Dalam Undang-Undang No. 13 tahun 2003 tentang Ketenagakerjaan, terdapat empat kebijakan pokok yang terkait dengan perlindungan tenaga kerja dan perluasan kesempatan kerja yaitu kebijakan upah minimum, ketentuan PHK dan pembayaran uang pesangon, ketentuan yang berkaitan hubungan kerja dan ketentuan yang berkaitan dengan jam kerja.

Upah Minimum

Pengaturan mengenai upah minimum dijelaskan pada pasal 88 – 90. Dalam pasal-pasal tersebut dinyatakan bahwa salah satu komponen/kebijakan pengupahan adalah upah minimum (pasal 88). Pemerintah menetapkan upah minimum berdasarkan kebutuhan hidup layak dan dengan memperhatikan produktivitas dan pertumbuhan ekonomi (pasal 88). Upah minimum ditetapkan berdasarkan wilayah provinsi atau kabupaten/kota serta berdasarkan sektor pada wilayah provinsi atau kabupaten/kota (pasal 89). Pengusaha dilarang membayar upah lebih rendah dari upah minimum dan bagi pengusaha yang tidak mampu membayar upah minimum tersebut dapat dilakukan penangguhan (pasal 90).

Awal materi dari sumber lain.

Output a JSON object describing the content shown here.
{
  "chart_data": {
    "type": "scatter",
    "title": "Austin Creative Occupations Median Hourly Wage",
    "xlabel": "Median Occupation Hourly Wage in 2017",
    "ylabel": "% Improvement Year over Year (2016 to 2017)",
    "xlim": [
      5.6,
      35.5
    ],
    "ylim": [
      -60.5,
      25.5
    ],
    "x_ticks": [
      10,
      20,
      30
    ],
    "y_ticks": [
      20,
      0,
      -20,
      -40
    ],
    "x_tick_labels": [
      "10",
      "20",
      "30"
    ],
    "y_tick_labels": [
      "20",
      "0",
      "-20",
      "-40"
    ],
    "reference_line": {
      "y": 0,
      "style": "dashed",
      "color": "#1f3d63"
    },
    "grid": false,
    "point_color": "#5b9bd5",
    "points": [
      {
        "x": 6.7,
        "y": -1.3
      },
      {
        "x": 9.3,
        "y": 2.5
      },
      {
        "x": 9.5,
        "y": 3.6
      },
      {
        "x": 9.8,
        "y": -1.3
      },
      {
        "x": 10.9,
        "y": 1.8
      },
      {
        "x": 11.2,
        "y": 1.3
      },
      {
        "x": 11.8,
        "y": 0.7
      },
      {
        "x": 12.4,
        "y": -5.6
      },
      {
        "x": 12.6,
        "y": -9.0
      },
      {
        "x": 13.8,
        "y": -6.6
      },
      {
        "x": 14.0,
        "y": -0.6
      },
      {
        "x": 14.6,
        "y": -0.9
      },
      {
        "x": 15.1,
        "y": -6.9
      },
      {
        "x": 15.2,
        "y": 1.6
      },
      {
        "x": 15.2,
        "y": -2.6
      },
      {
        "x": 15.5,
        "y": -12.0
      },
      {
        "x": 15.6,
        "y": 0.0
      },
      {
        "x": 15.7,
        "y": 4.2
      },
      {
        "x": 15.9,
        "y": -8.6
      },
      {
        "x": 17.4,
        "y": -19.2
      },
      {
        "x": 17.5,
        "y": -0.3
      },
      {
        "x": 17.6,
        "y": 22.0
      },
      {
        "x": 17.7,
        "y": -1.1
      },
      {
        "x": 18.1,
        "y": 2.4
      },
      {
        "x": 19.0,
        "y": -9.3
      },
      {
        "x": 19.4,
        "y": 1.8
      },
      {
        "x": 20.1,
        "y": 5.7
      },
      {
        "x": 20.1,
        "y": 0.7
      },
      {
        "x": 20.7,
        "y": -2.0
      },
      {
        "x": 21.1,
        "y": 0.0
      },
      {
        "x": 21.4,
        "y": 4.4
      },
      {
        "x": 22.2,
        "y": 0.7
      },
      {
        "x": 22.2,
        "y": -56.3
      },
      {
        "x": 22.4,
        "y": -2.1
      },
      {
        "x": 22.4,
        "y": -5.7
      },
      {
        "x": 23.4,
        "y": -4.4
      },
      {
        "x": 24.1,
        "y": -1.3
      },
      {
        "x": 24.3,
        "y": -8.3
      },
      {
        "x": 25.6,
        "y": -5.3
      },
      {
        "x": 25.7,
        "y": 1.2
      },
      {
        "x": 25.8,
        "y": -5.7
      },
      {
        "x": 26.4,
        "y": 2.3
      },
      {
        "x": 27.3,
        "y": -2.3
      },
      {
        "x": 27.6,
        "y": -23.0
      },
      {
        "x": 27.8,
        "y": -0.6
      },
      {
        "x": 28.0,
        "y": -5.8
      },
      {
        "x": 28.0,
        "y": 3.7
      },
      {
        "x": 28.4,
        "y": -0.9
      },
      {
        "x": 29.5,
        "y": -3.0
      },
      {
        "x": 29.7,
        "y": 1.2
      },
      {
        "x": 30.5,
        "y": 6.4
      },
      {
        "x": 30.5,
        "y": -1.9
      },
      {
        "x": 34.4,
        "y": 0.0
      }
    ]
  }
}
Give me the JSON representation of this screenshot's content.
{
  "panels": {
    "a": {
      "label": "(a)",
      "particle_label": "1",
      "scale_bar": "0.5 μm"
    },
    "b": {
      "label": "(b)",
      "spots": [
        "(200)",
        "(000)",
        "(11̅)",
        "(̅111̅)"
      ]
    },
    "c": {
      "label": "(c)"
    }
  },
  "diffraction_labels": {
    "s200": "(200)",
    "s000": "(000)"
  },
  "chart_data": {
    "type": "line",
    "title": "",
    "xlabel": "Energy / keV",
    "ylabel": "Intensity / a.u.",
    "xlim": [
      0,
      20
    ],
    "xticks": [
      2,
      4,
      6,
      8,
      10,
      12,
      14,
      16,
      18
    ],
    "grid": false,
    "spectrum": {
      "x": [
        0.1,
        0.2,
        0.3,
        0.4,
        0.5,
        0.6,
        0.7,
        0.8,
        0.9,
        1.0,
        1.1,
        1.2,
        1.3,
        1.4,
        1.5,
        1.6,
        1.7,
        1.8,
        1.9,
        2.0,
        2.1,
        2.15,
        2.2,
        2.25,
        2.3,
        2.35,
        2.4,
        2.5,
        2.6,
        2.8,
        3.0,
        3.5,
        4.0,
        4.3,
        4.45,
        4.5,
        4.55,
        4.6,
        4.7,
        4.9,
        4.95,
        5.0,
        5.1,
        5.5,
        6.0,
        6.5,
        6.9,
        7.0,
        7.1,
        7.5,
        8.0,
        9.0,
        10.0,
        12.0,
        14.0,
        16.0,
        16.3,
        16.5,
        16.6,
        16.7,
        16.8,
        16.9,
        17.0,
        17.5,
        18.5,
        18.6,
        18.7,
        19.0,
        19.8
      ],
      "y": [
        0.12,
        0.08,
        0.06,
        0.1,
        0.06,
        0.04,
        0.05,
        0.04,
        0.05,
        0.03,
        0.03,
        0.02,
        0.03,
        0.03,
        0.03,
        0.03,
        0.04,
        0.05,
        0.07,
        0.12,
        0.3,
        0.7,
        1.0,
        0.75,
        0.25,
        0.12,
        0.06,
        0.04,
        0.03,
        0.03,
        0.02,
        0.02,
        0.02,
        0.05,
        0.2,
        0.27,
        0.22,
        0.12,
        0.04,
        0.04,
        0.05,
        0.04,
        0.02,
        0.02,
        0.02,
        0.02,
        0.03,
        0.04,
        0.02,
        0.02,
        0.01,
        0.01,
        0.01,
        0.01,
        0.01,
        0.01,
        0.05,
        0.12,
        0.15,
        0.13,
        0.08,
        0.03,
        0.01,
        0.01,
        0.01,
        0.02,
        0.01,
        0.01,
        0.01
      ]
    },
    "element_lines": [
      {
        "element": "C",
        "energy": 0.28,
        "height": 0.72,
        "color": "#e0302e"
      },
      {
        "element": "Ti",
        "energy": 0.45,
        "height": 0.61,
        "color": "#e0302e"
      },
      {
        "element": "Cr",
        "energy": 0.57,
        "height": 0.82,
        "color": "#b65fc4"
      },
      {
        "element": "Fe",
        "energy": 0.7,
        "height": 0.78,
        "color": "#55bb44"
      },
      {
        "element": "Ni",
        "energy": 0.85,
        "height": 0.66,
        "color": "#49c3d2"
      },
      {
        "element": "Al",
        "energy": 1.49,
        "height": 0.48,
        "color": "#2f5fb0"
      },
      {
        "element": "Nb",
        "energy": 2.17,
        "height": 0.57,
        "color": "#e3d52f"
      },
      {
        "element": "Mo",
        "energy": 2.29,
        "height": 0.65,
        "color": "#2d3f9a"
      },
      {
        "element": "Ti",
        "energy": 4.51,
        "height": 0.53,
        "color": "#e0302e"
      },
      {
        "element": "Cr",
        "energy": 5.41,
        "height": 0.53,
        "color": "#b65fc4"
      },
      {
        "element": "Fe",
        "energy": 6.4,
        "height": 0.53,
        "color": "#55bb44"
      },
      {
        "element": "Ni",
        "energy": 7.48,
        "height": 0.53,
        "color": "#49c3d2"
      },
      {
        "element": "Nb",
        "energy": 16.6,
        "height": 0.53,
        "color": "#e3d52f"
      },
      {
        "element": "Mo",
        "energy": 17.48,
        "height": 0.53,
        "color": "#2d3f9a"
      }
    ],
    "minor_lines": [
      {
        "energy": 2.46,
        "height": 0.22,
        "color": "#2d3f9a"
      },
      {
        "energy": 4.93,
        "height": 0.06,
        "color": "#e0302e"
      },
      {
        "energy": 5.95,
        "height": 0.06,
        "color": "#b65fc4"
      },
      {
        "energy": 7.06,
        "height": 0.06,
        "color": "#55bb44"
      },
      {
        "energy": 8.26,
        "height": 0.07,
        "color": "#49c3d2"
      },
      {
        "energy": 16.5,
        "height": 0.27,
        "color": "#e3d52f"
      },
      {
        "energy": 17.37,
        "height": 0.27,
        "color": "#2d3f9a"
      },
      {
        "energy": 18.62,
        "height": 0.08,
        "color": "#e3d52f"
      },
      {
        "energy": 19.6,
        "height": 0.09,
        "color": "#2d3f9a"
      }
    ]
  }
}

Jika diterapkan secara proporsional, kebijakan upah minimum bermanfaat dalam melindungi kelompok kerja marjinal yang tidak terorganisasi di sektor modern. Namun demikian, kenaikan upah minimum yang tinggi dalam kondisi pertumbuhan ekonomi yang rendah di Indonesia belakangan ini telah berdampak pada turunnya keunggulan komparatif industri-industri padat karya, yang pada gilirannya menyebabkan berkurangnya kesempatan kerja akibat berkurangnya aktivitas produksi.

Kenaikan upah minimum yang terlalu cepat ini selain berdampak negatif terhadap prospek pekerja memperoleh pekerjaan di sektor formal, juga menyebabkan tingkat pengangguran terbuka menjadi lebih tinggi, terutama di kalangan angkatan kerja usia muda. Studi SMERU (2002) tentang upah minimum menunjukkan bahwa kenaikan upah minimum selama periode 1990 hingga 1999 tidak mengurangi kesempatan kerja bagi pekerja laki- laki dewasa, pekerja berpendidikan tinggi atau para profesional. Sebaliknya, kenaikan upah minimum tersebut telah mengurangi kesempatan kerja bagi pekerja perempuan, pekerja usia muda dan pekerja kurang terdidik (yaitu mereka yang berpendidikan dasar atau lebih rendah). Studi SMERU menunjukkan bahwa secara rata–rata, kenaikan upah minimum riil sebesar 20%, sebagaimana terjadi di beberapa daerah pada tahun 2002, menyebabkan berkurangnya lapangan pekerjaan sektor formal di daerah perkotaan sebesar 2%, lapangan pekerjaan bagi pekerja perempuan dan pekerja usia muda berkurang masing-masing sebesar 6%, dan bagi pekerja kurang terdidik sebesar 4%. Kenaikan upah minimum memberikan dampak yang lebih besar terhadap lapangan pekerjaan bagi kelompok pekerja marjinal karena upah minimum telah mendekati tingkat upah rata-rata kelompok tersebut di pasar kerja.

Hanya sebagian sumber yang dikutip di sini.